Mr. Bertram Tallant nodded gloomily, and pulled up his sleeves a trifle. “You don’t want him in here; shall I turn him out?” he enquired.
“Ho!” cried Harry, leaping to his feet, and squaring up to his senior in great good-humour. “A mill!”
“Not in here!” shrieked his sisters with one accustomed voice.
But as they had no expectation of being attended to, each damsel made a dive to snatch her own particular property out of harm’s way. This was just as well, since the room, besides being small, was crowded with knick-knacks. The brothers struggled and swayed together for a brief minute, or two, but since Harry, though a lusty lad, was no match for Bertram, he was very soon thrust outside the room, and the door slammed against him. After dealing the scarred panels a few kicks, and threatening his senior with gruesome reprisals, he took himself off, whistling loudly through the convenient gap occasioned by the loss of one of his front teeth; and Bertram was able to remove his shoulders from the door, and to straighten his cravat.

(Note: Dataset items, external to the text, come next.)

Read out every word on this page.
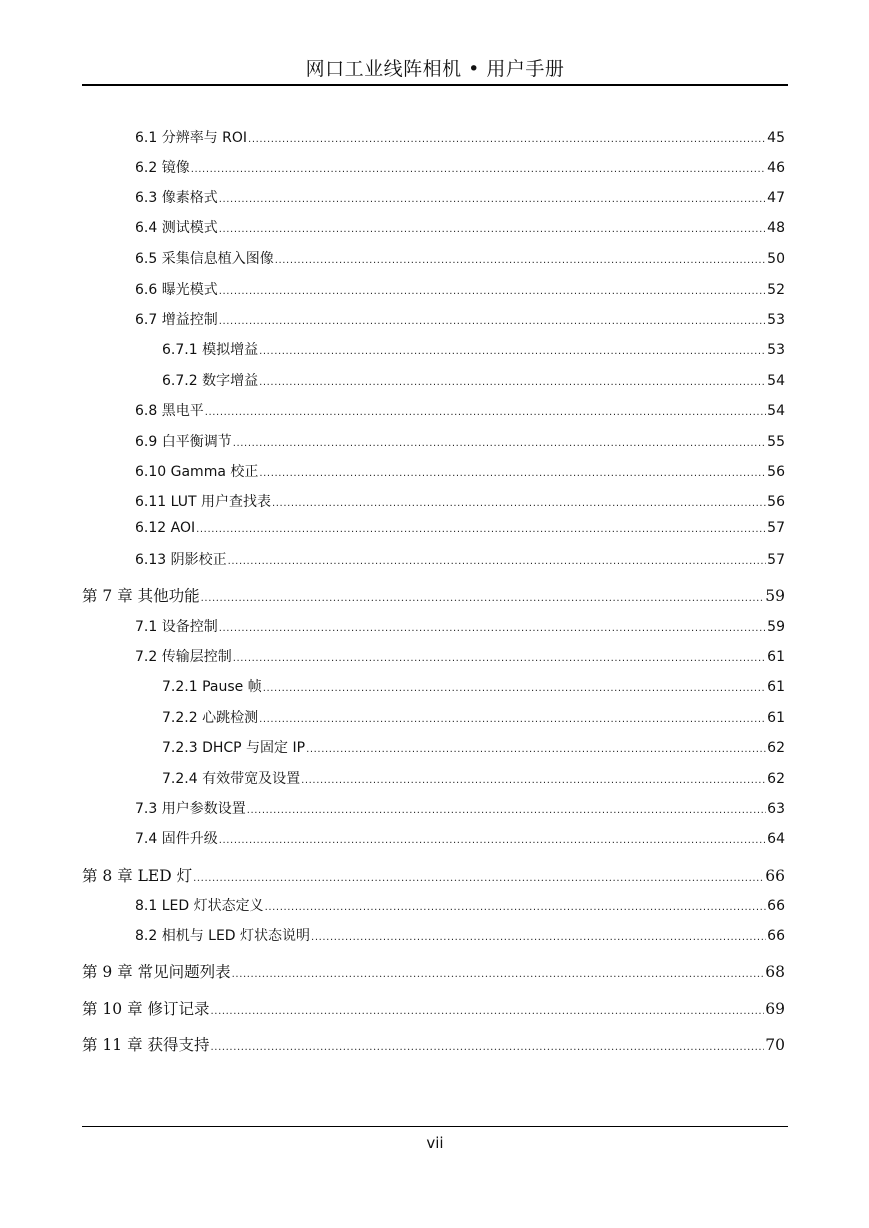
网口工业线阵相机 • 用户手册
6.1 分辨率与 ROI .....	45
6.2 镜像 .....	46
6.3 像素格式 .....	47
6.4 测试模式 .....	48
6.5 采集信息植入图像 .....	50
6.6 曝光模式 .....	52
6.7 增益控制 .....	53
6.7.1 模拟增益 .....	53
6.7.2 数字增益 .....	54
6.8 黑电平 .....	54
6.9 白平衡调节 .....	55
6.10 Gamma 校正 .....	56
6.11 LUT 用户查找表 .....	56
6.12 AOI .....	57
6.13 阴影校正 .....	57
第 7 章 其他功能 .....	59
7.1 设备控制 .....	59
7.2 传输层控制 .....	61
7.2.1 Pause 帧 .....	61
7.2.2 心跳检测 .....	61
7.2.3 DHCP 与固定 IP .....	62
7.2.4 有效带宽及设置 .....	62
7.3 用户参数设置 .....	63
7.4 固件升级 .....	64
第 8 章 LED 灯 .....	66
8.1 LED 灯状态定义 .....	66
8.2 相机与 LED 灯状态说明 .....	66
第 9 章 常见问题列表 .....	68
第 10 章 修订记录 .....	69
第 11 章 获得支持 .....	70
vii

“Well, you are to go,” he informed Arabella. “I wish I had a rich godmother, that’s all! Much old Mrs. Calne ever did for me, except to give me a devilish book called the Christian Comforter, or some such thing, which was enough to send a fellow to the dogs directly!”
“I must say, I think it was excessively shabby of her,” agreed Margaret. “Even Papa said that if she had thought you had a taste for such literature, she might have supposed that you would find it upon his shelves.”
“Well, my father knows I have no turn in that direction, and this I will say for him, he don’t expect it of me,” said Bertram handsomely. “He may be devilish straitlaced, and full of old fashioned notions, but he’s a right one at heart, and don’t plague one with a pack of humbug.”
“Yes, yes!” said Arabella impatiently, “but does he know of this letter? Will he let me go?”
“I fancy he don’t like it above half, but he said he could not stand in your way, and must trust to your conducting yourself in Society with propriety, and not allowing your head to be turned by frivolity and admiration. And as to that,” Bertram added, with brotherly candour, “I don’t suppose they will think you anything out of the way amongst all the nobs, so there’s precious little chance of its happening.”
“No, I am sure they will not,” said Arabella. “But tell me the whole! What did Lady Bridlington say in her letter?”